My favourite hymn when I was at junior school was this hymn called 'autumn leaves' - a kind of areligious, or, at least, not a specified religion's, hymn, about how you musn't forget to say thank you. And that applies even when you feel like crap, i suppose, and even if you feel fairly sure that God doesn't exist.
So, here we go:
thank you for there being a spare car key in my bag
thank you for my being able to do three point turns
thank you for old japanese neighbours who give me indeterminate vegetables that they have grown
thank you for putting up with so much shit, little japanese car
but most of all, thank you that today is over. Things will be better tomorrow.
September 6 2005, 17:34:43 UTC 6 years ago
September 7 2005, 05:15:16 UTC 6 years ago
September 7 2005, 01:54:32 UTC 6 years ago
just happened accidentaly here. This is the first night of my life journal. I read some of your days in this breathless pages and suddendly you gave me an idea, which may be unfolded after the beginning of autumn.
I would like to get rid of the blushing which captures me now, facing a computer and this blank virtual space, but looking for words in such a grotesque, baroque night is mesmerising. I would leave you now, I should try to sleep. At least a while.
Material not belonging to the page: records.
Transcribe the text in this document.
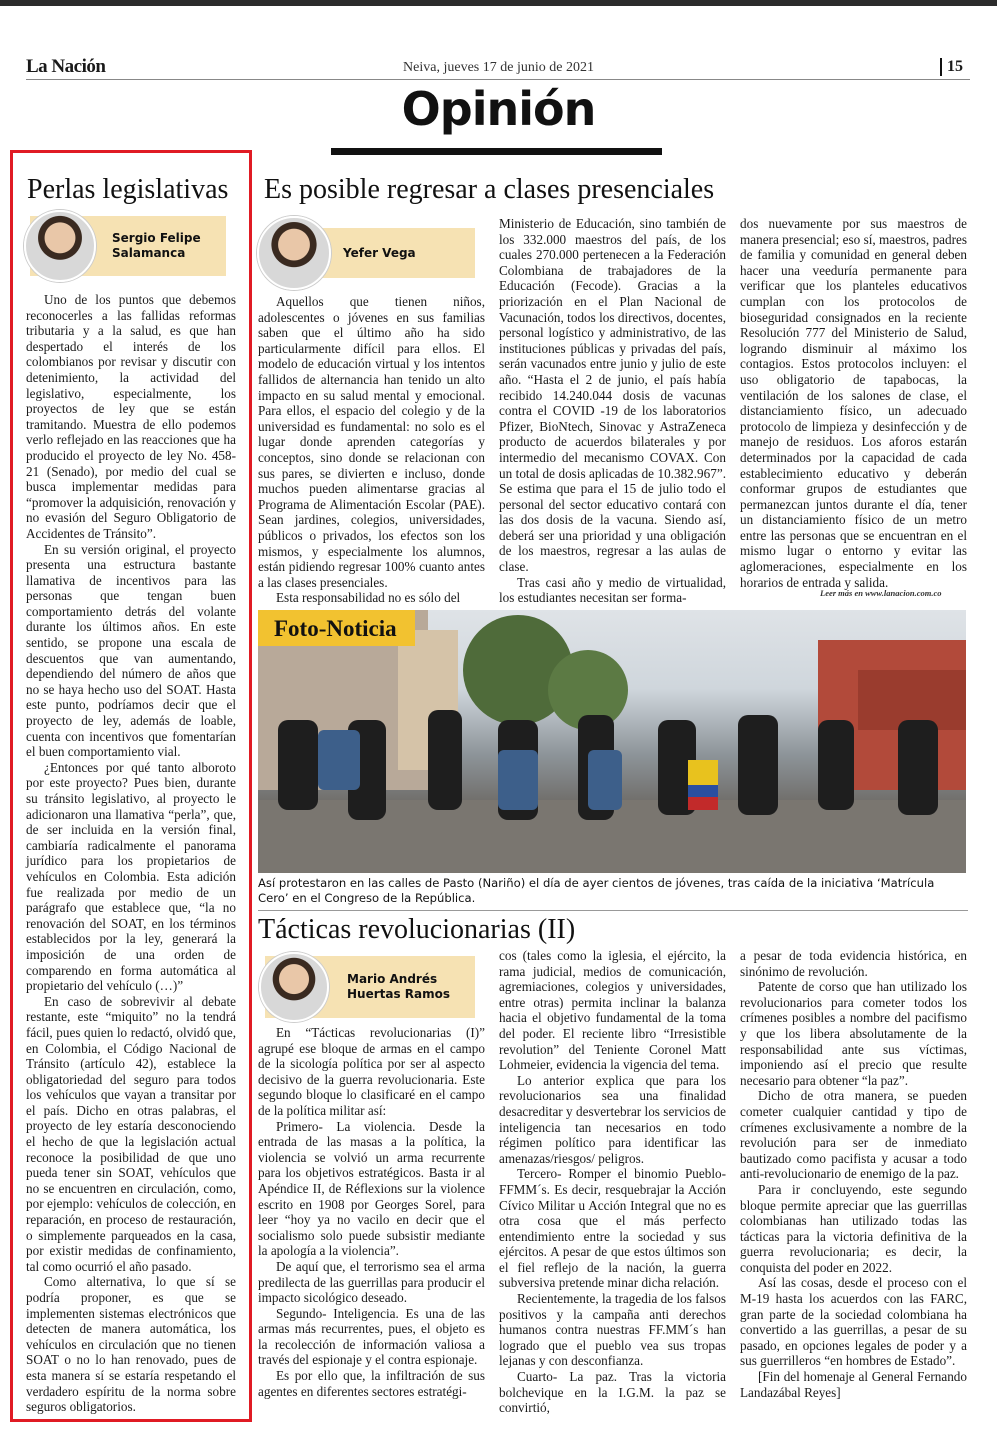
La Nación	Neiva, jueves 17 de junio de 2021	15
Opinión
Perlas legislativas
Sergio Felipe
Salamanca

Uno de los puntos que debemos reconocerles a las fallidas reformas tributaria y a la salud, es que han despertado el interés de los colombianos por revisar y discutir con detenimiento, la actividad del legislativo, especialmente, los proyectos de ley que se están tramitando. Muestra de ello podemos verlo reflejado en las reacciones que ha producido el proyecto de ley No. 458-21 (Senado), por medio del cual se busca implementar medidas para “promover la adquisición, renovación y no evasión del Seguro Obligatorio de Accidentes de Tránsito”.

En su versión original, el proyecto presenta una estructura bastante llamativa de incentivos para las personas que tengan buen comportamiento detrás del volante durante los últimos años. En este sentido, se propone una escala de descuentos que van aumentando, dependiendo del número de años que no se haya hecho uso del SOAT. Hasta este punto, podríamos decir que el proyecto de ley, además de loable, cuenta con incentivos que fomentarían el buen comportamiento vial.

¿Entonces por qué tanto alboroto por este proyecto? Pues bien, durante su tránsito legislativo, al proyecto le adicionaron una llamativa “perla”, que, de ser incluida en la versión final, cambiaría radicalmente el panorama jurídico para los propietarios de vehículos en Colombia. Esta adición fue realizada por medio de un parágrafo que establece que, “la no renovación del SOAT, en los términos establecidos por la ley, generará la imposición de una orden de comparendo en forma automática al propietario del vehículo (…)”

En caso de sobrevivir al debate restante, este “miquito” no la tendrá fácil, pues quien lo redactó, olvidó que, en Colombia, el Código Nacional de Tránsito (artículo 42), establece la obligatoriedad del seguro para todos los vehículos que vayan a transitar por el país. Dicho en otras palabras, el proyecto de ley estaría desconociendo el hecho de que la legislación actual reconoce la posibilidad de que uno pueda tener sin SOAT, vehículos que no se encuentren en circulación, como, por ejemplo: vehículos de colección, en reparación, en proceso de restauración, o simplemente parqueados en la casa, por existir medidas de confinamiento, tal como ocurrió el año pasado.

Como alternativa, lo que sí se podría proponer, es que se implementen sistemas electrónicos que detecten de manera automática, los vehículos en circulación que no tienen SOAT o no lo han renovado, pues de esta manera sí se estaría respetando el verdadero espíritu de la norma sobre seguros obligatorios.

Es posible regresar a clases presenciales
Yefer Vega

Aquellos que tienen niños, adolescentes o jóvenes en sus familias saben que el último año ha sido particularmente difícil para ellos. El modelo de educación virtual y los intentos fallidos de alternancia han tenido un alto impacto en su salud mental y emocional. Para ellos, el espacio del colegio y de la universidad es fundamental: no solo es el lugar donde aprenden categorías y conceptos, sino donde se relacionan con sus pares, se divierten e incluso, donde muchos pueden alimentarse gracias al Programa de Alimentación Escolar (PAE). Sean jardines, colegios, universidades, públicos o privados, los efectos son los mismos, y especialmente los alumnos, están pidiendo regresar 100% cuanto antes a las clases presenciales.

Esta responsabilidad no es sólo del

Ministerio de Educación, sino también de los 332.000 maestros del país, de los cuales 270.000 pertenecen a la Federación Colombiana de trabajadores de la Educación (Fecode). Gracias a la priorización en el Plan Nacional de Vacunación, todos los directivos, docentes, personal logístico y administrativo, de las instituciones públicas y privadas del país, serán vacunados entre junio y julio de este año. “Hasta el 2 de junio, el país había recibido 14.240.044 dosis de vacunas contra el COVID -19 de los laboratorios Pfizer, BioNtech, Sinovac y AstraZeneca producto de acuerdos bilaterales y por intermedio del mecanismo COVAX. Con un total de dosis aplicadas de 10.382.967”. Se estima que para el 15 de julio todo el personal del sector educativo contará con las dos dosis de la vacuna. Siendo así, deberá ser una prioridad y una obligación de los maestros, regresar a las aulas de clase.

Tras casi año y medio de virtualidad, los estudiantes necesitan ser forma-

dos nuevamente por sus maestros de manera presencial; eso sí, maestros, padres de familia y comunidad en general deben hacer una veeduría permanente para verificar que los planteles educativos cumplan con los protocolos de bioseguridad consignados en la reciente Resolución 777 del Ministerio de Salud, logrando disminuir al máximo los contagios. Estos protocolos incluyen: el uso obligatorio de tapabocas, la ventilación de los salones de clase, el distanciamiento físico, un adecuado protocolo de limpieza y desinfección y de manejo de residuos. Los aforos estarán determinados por la capacidad de cada establecimiento educativo y deberán conformar grupos de estudiantes que permanezcan juntos durante el día, tener un distanciamiento físico de un metro entre las personas que se encuentran en el mismo lugar o entorno y evitar las aglomeraciones, especialmente en los horarios de entrada y salida.

Leer más en www.lanacion.com.co
Foto-Noticia
Así protestaron en las calles de Pasto (Nariño) el día de ayer cientos de jóvenes, tras caída de la iniciativa ‘Matrícula Cero’ en el Congreso de la República.
Tácticas revolucionarias (II)
Mario Andrés
Huertas Ramos

En “Tácticas revolucionarias (I)” agrupé ese bloque de armas en el campo de la sicología política por ser al aspecto decisivo de la guerra revolucionaria. Este segundo bloque lo clasificaré en el campo de la política militar así:

Primero- La violencia. Desde la entrada de las masas a la política, la violencia se volvió un arma recurrente para los objetivos estratégicos. Basta ir al Apéndice II, de Réflexions sur la violence escrito en 1908 por Georges Sorel, para leer “hoy ya no vacilo en decir que el socialismo solo puede subsistir mediante la apología a la violencia”.

De aquí que, el terrorismo sea el arma predilecta de las guerrillas para producir el impacto sicológico deseado.

Segundo- Inteligencia. Es una de las armas más recurrentes, pues, el objeto es la recolección de información valiosa a través del espionaje y el contra espionaje.

Es por ello que, la infiltración de sus agentes en diferentes sectores estratégi-

cos (tales como la iglesia, el ejército, la rama judicial, medios de comunicación, agremiaciones, colegios y universidades, entre otras) permita inclinar la balanza hacia el objetivo fundamental de la toma del poder. El reciente libro “Irresistible revolution” del Teniente Coronel Matt Lohmeier, evidencia la vigencia del tema.

Lo anterior explica que para los revolucionarios sea una finalidad desacreditar y desvertebrar los servicios de inteligencia tan necesarios en todo régimen político para identificar las amenazas/riesgos/ peligros.

Tercero- Romper el binomio Pueblo-FFMM´s. Es decir, resquebrajar la Acción Cívico Militar u Acción Integral que no es otra cosa que el más perfecto entendimiento entre la sociedad y sus ejércitos. A pesar de que estos últimos son el fiel reflejo de la nación, la guerra subversiva pretende minar dicha relación.

Recientemente, la tragedia de los falsos positivos y la campaña anti derechos humanos contra nuestras FF.MM´s han logrado que el pueblo vea sus tropas lejanas y con desconfianza.

Cuarto- La paz. Tras la victoria bolchevique en la I.G.M. la paz se convirtió,

a pesar de toda evidencia histórica, en sinónimo de revolución.

Patente de corso que han utilizado los revolucionarios para cometer todos los crímenes posibles a nombre del pacifismo y que los libera absolutamente de la responsabilidad ante sus víctimas, imponiendo así el precio que resulte necesario para obtener “la paz”.

Dicho de otra manera, se pueden cometer cualquier cantidad y tipo de crímenes exclusivamente a nombre de la revolución para ser de inmediato bautizado como pacifista y acusar a todo anti-revolucionario de enemigo de la paz.

Para ir concluyendo, este segundo bloque permite apreciar que las guerrillas colombianas han utilizado todas las tácticas para la victoria definitiva de la guerra revolucionaria; es decir, la conquista del poder en 2022.

Así las cosas, desde el proceso con el M-19 hasta los acuerdos con las FARC, gran parte de la sociedad colombiana ha convertido a las guerrillas, a pesar de su pasado, en opciones legales de poder y a sus guerrilleros “en hombres de Estado”.

[Fin del homenaje al General Fernando Landazábal Reyes]
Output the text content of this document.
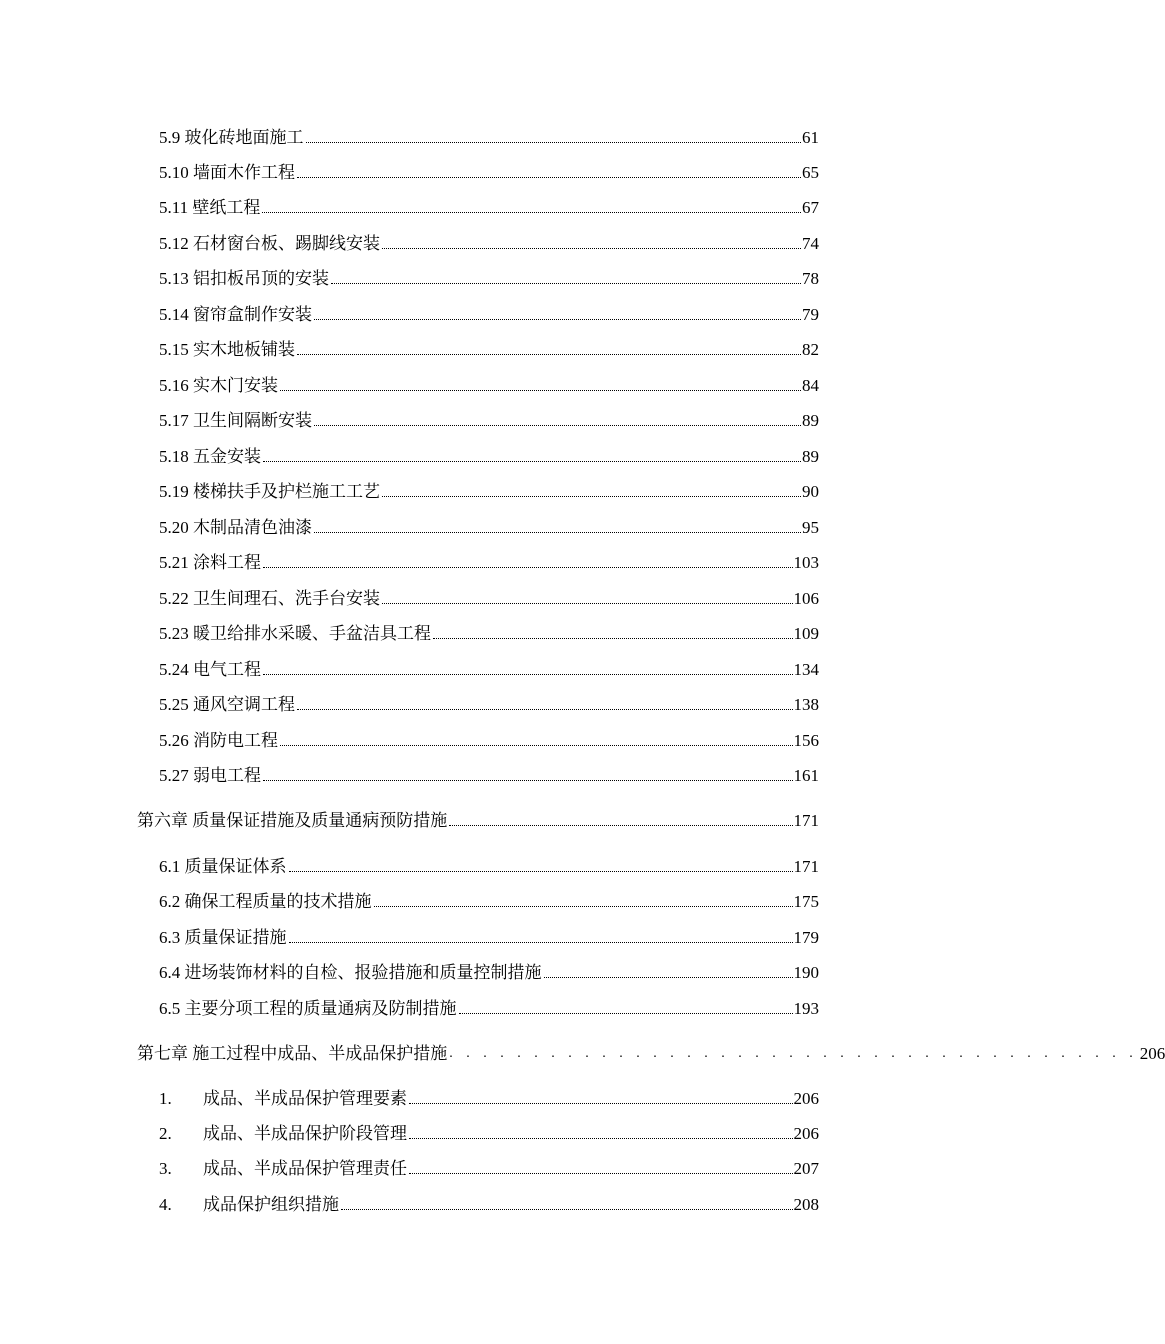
5.9 玻化砖地面施工	61
5.10 墙面木作工程	65
5.11 壁纸工程	67
5.12 石材窗台板、踢脚线安装	74
5.13 铝扣板吊顶的安装	78
5.14 窗帘盒制作安装	79
5.15 实木地板铺装	82
5.16 实木门安装	84
5.17 卫生间隔断安装	89
5.18 五金安装	89
5.19 楼梯扶手及护栏施工工艺	90
5.20 木制品清色油漆	95
5.21 涂料工程	103
5.22 卫生间理石、洗手台安装	106
5.23 暖卫给排水采暖、手盆洁具工程	109
5.24 电气工程	134
5.25 通风空调工程	138
5.26 消防电工程	156
5.27 弱电工程	161
第六章 质量保证措施及质量通病预防措施	171
6.1 质量保证体系	171
6.2 确保工程质量的技术措施	175
6.3 质量保证措施	179
6.4 进场装饰材料的自检、报验措施和质量控制措施	190
6.5 主要分项工程的质量通病及防制措施	193
第七章 施工过程中成品、半成品保护措施 . . . . . . . . . . . . . . . . . . . . . . . . . . . . . . . . . . . . . . . . . 206
1.	成品、半成品保护管理要素	206
2.	成品、半成品保护阶段管理	206
3.	成品、半成品保护管理责任	207
4.	成品保护组织措施	208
I will move to Germany at the end of the months, but I am in Manchester at the moment. Here it seems that everyone conspired to erase any footprint of Joy Division. You are one of the few people I heard, despite your virtuality, in the last period with an unfrivolous writing. It seems that you have something to say. Drop some of your time in my diary, you will be more than welcome. I will update my list of interests at every connection and in a couple of weeks, once home for few days, I will be able to add some photos. One day Nietzche may rescue you from your days of tedious boredom.